Ibridizzazione che ha perseguito infarcendo il romanzo di disquisizioni religiose e teologiche tra i diversi protagonisti che lo popolano. Per non parlare dei dialoghi: involuti e complessi da seguire, che, ci sembra di capire, nelle sue intenzioni replicherebbero almeno parzialmente il modo di parlare e la cultura dell'epoca. E per parlare della voce narrante: altrettanto involuta, in quanto voce di un novizio benedettino dell'epoca, Adso da Melk.

Il risultato è un romanzo complesso che, come già detto, ci ha in gran parte annoiato. Se avessimo voluto leggere un saggio sulla teologia e la storia del medioevo, lo avremmo comprato, invece di cercare un romanzo.
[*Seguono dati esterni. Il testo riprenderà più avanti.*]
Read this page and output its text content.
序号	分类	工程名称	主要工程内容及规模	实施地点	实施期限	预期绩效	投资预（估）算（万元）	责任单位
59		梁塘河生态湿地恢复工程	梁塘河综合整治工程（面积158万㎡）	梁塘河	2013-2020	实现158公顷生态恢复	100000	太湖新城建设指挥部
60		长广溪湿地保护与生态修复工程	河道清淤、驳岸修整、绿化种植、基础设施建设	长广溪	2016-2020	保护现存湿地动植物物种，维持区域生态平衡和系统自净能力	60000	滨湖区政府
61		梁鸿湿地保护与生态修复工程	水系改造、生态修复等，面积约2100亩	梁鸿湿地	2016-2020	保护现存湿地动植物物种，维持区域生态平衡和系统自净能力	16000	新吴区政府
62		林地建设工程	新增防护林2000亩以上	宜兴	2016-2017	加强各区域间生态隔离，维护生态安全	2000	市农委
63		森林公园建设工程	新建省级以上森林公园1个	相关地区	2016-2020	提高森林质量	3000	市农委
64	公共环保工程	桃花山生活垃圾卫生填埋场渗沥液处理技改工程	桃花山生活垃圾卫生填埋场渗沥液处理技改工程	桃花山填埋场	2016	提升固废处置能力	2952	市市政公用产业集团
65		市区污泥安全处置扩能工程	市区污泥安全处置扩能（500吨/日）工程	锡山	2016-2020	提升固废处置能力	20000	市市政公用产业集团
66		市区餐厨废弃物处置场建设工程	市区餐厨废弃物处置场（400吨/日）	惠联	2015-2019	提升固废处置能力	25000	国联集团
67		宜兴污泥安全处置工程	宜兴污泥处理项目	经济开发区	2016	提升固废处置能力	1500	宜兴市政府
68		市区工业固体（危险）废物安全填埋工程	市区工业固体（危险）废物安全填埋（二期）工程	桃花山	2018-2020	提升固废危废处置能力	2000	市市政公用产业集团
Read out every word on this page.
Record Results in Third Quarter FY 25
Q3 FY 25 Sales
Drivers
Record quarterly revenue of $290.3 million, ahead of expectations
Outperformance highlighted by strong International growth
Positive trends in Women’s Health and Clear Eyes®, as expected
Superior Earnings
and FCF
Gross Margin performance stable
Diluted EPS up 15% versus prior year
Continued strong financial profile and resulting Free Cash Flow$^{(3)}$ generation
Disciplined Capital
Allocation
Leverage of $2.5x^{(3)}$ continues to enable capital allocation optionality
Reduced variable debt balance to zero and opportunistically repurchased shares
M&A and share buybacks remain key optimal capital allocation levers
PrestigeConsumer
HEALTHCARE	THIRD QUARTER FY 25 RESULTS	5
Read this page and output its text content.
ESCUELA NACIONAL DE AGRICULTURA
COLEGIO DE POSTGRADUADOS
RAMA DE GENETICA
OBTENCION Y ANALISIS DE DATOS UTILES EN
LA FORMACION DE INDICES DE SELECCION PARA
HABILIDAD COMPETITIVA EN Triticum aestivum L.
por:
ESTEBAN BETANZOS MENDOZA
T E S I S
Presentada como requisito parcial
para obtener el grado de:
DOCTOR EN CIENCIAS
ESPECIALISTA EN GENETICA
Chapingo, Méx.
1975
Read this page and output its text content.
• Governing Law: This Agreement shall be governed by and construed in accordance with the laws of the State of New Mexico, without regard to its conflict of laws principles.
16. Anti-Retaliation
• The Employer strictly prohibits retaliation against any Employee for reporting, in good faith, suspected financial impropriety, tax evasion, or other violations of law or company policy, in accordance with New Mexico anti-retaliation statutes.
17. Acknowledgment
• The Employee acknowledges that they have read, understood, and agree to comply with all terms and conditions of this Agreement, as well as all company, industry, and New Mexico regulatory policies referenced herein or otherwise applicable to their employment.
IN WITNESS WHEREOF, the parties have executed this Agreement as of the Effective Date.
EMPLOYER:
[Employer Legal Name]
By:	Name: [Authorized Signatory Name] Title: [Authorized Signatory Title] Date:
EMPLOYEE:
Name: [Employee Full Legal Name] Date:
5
Ci potreste domandare: "per quale motivo acquistate un romanzo storico, se non vi volete calare nell'atmosfera dell'epoca?". E noi risponderemmo: "perchè ci vorremmo calare nell'atmosfera dell'epoca, non annegarvi."

E' possibile scrivere un romanzo storico senza essere legati al lessico dell'epoca in cui avvengono gli avvenimenti teorizzati dall'autore? Pensiamo proprio di sì. In caso contrario Valerio Massimo Manfredi avrebbe scritto in latino i suoi romanzi ambientati nell'antica Roma. E il Manzoni avrebbe scritto i Promessi Sposi in parte in spagnolo e in parte in volgare del 1600. E ci fermiamo qui: senza parlare di Victor Hugo e tanti altri romanzieri e storici presenti nella letteratura straniera.

Per questo motivo non condividiamo la scelta di Umberto Eco, che ha sacrificato il ritmo della storia e i ritratti dei personaggi per dare spazio a lunghe, dotte e non appassionanti elucubrazioni. Oltre all'uso di un lessico estremamente distante dal nostro.

In conclusione, un romanzo che ci ha impegnato molto, senza entusiasmarci. Non ci sentiamo di sconsigliarne completamente la lettura. Ma chi si vorrà cimentare si dovrà dotare di una buona dose di pazienza, e, in qualche caso, anche di un traduttore latino/italiano.